L'univers botanique de Cartier préfigure celui de Champlain (suite 1.)

Notons que Cartier identifie presque toujours les plantes canadiennes aux plantes européennes qu'il connait. Il répète souvent en parlant des plantes du Canada qu'elles sont "de la sorte des nôtres" ou encore "de la nature et sorte de France"*. Le tableau montre également qu'une bonne vingtaine sont connues et mentionnées par Jean Alfonse et par le moine Thévet.

Les connaissances botaniques de Cartier le rapprochent de catégories bien particulières de cueilleurs de plantes: ceux pour qui la connaissance empirique des plantes importe plus que leur classification: les Rhizotomi ou coupeurs de racines et les Botanicoi ou cueilleurs d'herbes. Aux dires de Daniel Le Clerc, en Grèce, les rhizotomes étaient estimés et nommés par Aristote et Théophaste. Ces derniers mentionnaient entre autres Thrasias, l'investigateur des vertus des simples et Alexius, son disciple qui était aussi un habile médecin. Endemus qui essayait sur lui-même les propriétés des plantes, les avait intéressés particulièrement. Daniel Le Clerc informe sur ces premiers cueilleurs de plantes:

" / ... / les médecins grecs tiroient les simples les plus communs, des Herboristes qu'on appeloit Rhizotomoi coupeurs de racines, et Botanologoi ou Botanicoi, cueilleurs d'herbes, et non pas Botanistai, ce dernier nom étant propre à ceux qui mondoient les Bleds, ou qui en arrachoient les mauvaises herbes. / . . ./ Les Rhizotomoi, et ceux qui exerçoient la Pharmaceutique, avoient aussi des lieux propres pour tenir leurs simples, leurs drogues et leurs compositions. On appeloit ces lieux, en grec Apothêcai, d'un nom général qui signifiait toutes sortes de lieux où l'on resseroit quelque chose, et d'où l'italien Botega et le français Boutique (le mot "boutiques" est souvent employé seul dans le sens de boutiques d'Apothicaires ou d'Herboristes dans Charles de l'Escluse.) ont été formés, aussi bien que le nom d'Apothicaire en a été tiré."*


Les rhizotomes ignoraient la distinction des espèces. Leurs explorations étaient guidées par la recherche des plantes utilisables en médecine. Mais ils devaient tout de même avoir une manière d'identifier les plantes dont ils faisaient choix pour les retrouver au besoin, les récolter ou les faire connaître. C'est en cela qu'ils ont été utiles à la future science dont ils posaient les premiers jalons. Ils revendaient souvent le fruit de leur herborisation à des médecins.
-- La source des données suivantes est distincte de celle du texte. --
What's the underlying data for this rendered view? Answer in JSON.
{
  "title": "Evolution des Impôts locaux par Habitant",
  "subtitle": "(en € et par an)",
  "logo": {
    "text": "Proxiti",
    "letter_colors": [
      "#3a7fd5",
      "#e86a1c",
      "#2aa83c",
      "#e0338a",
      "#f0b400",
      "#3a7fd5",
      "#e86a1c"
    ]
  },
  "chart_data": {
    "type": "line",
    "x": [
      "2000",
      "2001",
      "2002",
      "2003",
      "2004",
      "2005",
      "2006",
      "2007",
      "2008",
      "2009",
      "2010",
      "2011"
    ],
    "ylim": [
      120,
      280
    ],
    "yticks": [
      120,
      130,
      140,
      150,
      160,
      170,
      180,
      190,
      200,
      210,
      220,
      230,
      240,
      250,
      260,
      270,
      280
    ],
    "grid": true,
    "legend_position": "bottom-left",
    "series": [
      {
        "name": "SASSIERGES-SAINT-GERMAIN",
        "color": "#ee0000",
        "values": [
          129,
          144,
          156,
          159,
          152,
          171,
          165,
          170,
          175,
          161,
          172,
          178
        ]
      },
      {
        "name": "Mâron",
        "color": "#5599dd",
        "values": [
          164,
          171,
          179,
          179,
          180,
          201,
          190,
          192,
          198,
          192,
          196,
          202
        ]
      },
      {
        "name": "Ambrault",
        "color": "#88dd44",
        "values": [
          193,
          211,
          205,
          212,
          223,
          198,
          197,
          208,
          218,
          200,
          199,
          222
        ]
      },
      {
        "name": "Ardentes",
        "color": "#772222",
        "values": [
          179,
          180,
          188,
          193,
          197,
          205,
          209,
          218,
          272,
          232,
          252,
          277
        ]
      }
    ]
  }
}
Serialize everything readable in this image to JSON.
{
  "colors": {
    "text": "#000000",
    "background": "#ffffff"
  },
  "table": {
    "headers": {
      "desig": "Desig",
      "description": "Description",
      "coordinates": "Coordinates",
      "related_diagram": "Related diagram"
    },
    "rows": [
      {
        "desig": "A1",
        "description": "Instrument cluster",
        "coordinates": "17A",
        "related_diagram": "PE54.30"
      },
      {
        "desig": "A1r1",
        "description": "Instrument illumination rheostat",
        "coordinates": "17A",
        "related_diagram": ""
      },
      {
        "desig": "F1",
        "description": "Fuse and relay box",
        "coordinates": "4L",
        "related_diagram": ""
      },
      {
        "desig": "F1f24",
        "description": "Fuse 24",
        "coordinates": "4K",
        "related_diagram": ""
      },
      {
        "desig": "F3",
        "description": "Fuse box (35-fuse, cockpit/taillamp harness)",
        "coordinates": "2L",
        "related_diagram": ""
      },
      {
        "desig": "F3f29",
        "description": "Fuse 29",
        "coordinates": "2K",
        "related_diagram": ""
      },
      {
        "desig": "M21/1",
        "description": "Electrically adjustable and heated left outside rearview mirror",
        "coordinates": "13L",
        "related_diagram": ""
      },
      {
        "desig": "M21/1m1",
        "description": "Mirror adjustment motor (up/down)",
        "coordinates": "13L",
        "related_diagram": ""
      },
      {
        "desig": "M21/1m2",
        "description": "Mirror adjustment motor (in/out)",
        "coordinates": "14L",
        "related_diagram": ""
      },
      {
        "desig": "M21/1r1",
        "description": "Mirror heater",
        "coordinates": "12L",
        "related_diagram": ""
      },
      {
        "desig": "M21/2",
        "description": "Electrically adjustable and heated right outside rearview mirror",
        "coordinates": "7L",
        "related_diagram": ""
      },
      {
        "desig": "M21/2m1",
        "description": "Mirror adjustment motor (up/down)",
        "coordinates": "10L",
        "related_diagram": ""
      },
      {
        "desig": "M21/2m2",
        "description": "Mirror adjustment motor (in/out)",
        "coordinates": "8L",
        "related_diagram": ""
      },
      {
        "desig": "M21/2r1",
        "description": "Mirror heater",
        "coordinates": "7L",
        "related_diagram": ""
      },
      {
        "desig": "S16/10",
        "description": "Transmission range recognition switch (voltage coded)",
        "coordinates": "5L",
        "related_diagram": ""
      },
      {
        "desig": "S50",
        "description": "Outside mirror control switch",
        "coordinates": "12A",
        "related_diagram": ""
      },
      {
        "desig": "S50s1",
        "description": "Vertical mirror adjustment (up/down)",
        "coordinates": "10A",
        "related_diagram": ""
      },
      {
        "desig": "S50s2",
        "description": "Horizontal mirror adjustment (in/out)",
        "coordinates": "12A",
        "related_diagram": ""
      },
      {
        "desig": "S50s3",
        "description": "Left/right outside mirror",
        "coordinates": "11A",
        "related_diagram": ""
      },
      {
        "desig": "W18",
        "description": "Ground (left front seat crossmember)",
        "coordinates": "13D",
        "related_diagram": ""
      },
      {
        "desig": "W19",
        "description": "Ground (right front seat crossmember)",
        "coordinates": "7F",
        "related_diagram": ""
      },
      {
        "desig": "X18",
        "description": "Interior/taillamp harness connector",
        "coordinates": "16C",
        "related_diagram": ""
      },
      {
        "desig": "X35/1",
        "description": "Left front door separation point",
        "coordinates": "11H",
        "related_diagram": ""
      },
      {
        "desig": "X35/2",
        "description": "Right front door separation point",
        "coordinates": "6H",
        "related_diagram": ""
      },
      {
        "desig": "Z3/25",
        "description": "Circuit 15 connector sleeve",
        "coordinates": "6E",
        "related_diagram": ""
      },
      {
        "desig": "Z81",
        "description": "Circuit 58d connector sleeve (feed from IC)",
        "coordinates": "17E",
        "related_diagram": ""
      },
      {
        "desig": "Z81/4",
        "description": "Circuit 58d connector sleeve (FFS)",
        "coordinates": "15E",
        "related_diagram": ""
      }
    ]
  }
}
Pour les voyageurs, les explorateurs et les premiers arrivants européens, un premier recensement des richesses du continent prend donc la forme d'une cueillette dans un but de rapporter des plantes ayant d'abord une valeur économique. La classification est très primaire: elle sépare le connu et l'inconnu, la grosseur et la saveur des fruits toujours en comparant avec ceux que l'on connaît en Europe.